He spent five years teaching DoorDash how to deliver a country. Now he runs the company teaching factory machines to predict their own breakdowns.
Walk a factory floor and you will hear it before you understand it: a low chorus of motors, pumps and bearings, each one humming a note that means everything is fine until the moment it doesn't. Augury built its business on that chorus. Its sensors give industrial machines a sense of hearing and, when something starts to go wrong, a voice to warn the humans first. In October 2025, the person handed the keys to that company was Elan Greenberg.
Greenberg is Augury's Chief Executive Officer, promoted from Chief Operating Officer roughly a year after he joined. The handover was deliberate. Co-founder Saar Yoskovitz stepped from CEO into the Executive Chairman seat to keep his hands on product vision, strategic partnerships and the deepest customer relationships, while Greenberg took the wheel on running the company day to day. It was less a coup than a relay - the founder passing the baton to an operator built for the next leg.

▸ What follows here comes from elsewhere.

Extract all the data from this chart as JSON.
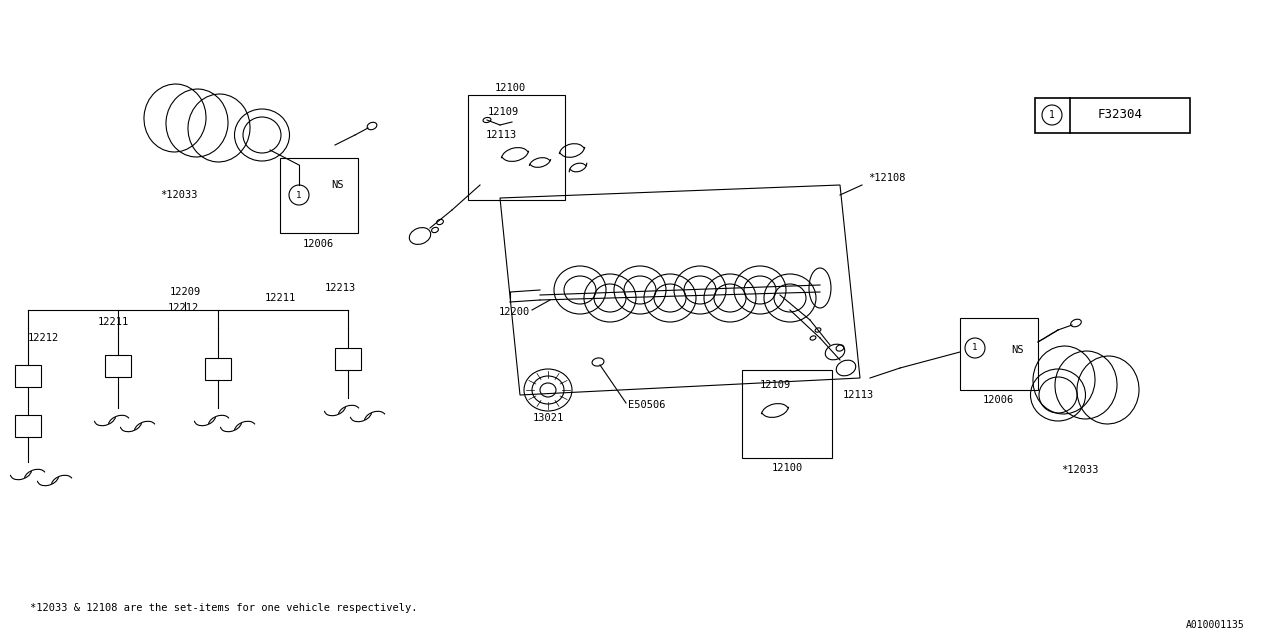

And operator is the right word. If you want to understand Greenberg, don't start with the title. Start with the fact that he has done this - the unglamorous work of making a fast-growing company actually function - at least four times before, in four wildly different worlds.
"Production insights for every manufacturing company in the world."— Elan Greenberg, on Augury's mission
He started his career not in a boardroom but in uniform, serving as a Captain in the Marines, including a deployment overseas. The habits formed there - logistics, discipline, calm under pressure - never really left.

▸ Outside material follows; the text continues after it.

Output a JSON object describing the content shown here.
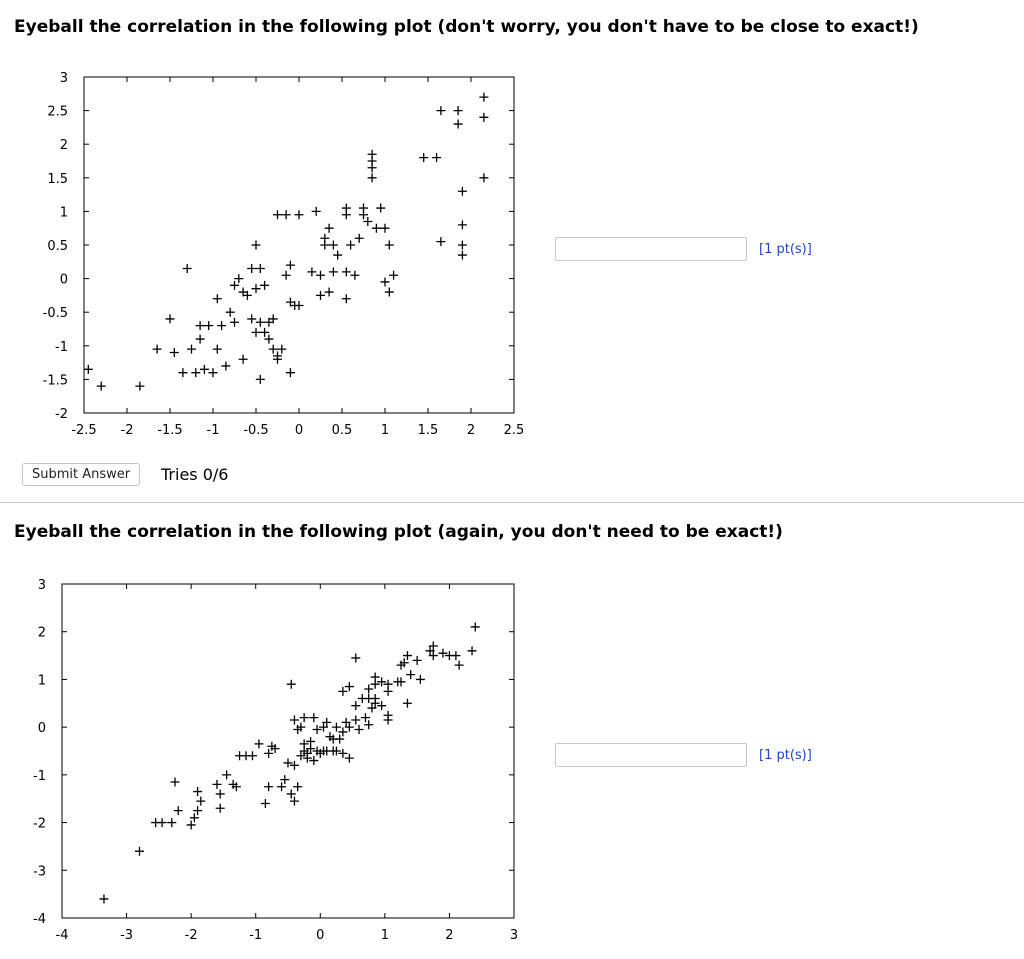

From the field to the deal table. Greenberg worked on the Mergers & Acquisitions team in New York, learning how companies are valued, bought and stitched together.
Nearly five years and a remarkable number of hats. He helped launch the New York region, ran the Canada business as Regional General Manager, led Platform Operations, then built and led the Non-Restaurants business - the bet that DoorDash could deliver more than dinner.
He became the public-safety company's first Chief Operating Officer, owning field operations, product implementation, project management and supply chain - the physical guts of a device-plus-software business.
He joined Augury as COO in 2024 and was named CEO in October 2025, inheriting an Industrial AI category leader and the mandate to scale it.
Augury is an Industrial AI company. In plain terms: it attaches sensors to the motors, pumps and rotating equipment that keep factories running, then uses machine learning to interpret the vibration and sound those machines make. The result is predictive maintenance - knowing a bearing is about to fail days or weeks before it actually does, so a plant can fix it on a quiet Tuesday instead of losing a production line on a busy Friday.
The category has names that sound like science fiction and read like spreadsheets: machine health, prescriptive analytics, process health, digital machine health. The payoff is unglamorous and enormous - less downtime, lower energy waste, more yield, equipment that lasts longer. Augury has been recognized as a Leader in Verdantix's Industrial AI Analytics Software report and recently launched predictive maintenance for ultra-low RPM machinery, the slow-turning giants that older systems struggled to read.
Sensors plus AI listen to rotating equipment and flag failures before they happen.
Real-time production intelligence to squeeze more yield and efficiency from the line.
Backed by investors including Insight Partners, Eclipse, Qumra Capital and Lightrock, with a recent $75M round fueling the next stage of growth.
There's a pattern in Greenberg's career that isn't on any slide. He keeps arriving at companies right at the moment they need to grow up - to turn a great idea into a great machine. DoorDash needed someone to make delivery work in a new city, then a new country, then a new category. Flock Safety needed someone to run the physical world of devices and installs. Augury needed someone to take a proven Industrial AI platform and put it in front of every plant manager on the planet.
That is what a COO-turned-CEO is for. Founders dream the thing into existence; operators make sure it shows up on time, at scale, every day, for everyone. Greenberg's resume is almost suspiciously consistent on this point. The industries change - logistics, public safety, manufacturing. The verb does not: scale.
It helps that he has seen pressure that makes a quarterly target look quaint. Marine officers learn that plans survive contact with reality only if the logistics underneath them are sound. Investment bankers learn how value is actually created and destroyed. Combine the two and you get someone who treats operations not as back-office plumbing but as the whole game - because in a company that sells reliability to the world's factories, it is.
Augury's bet, in the end, is a human one dressed in sensors and software: that machines should warn us before they break, and that the people running our factories deserve to know what their equipment knows. Greenberg's job is to make that promise true at industrial scale. He has spent fifteen years rehearsing for exactly that.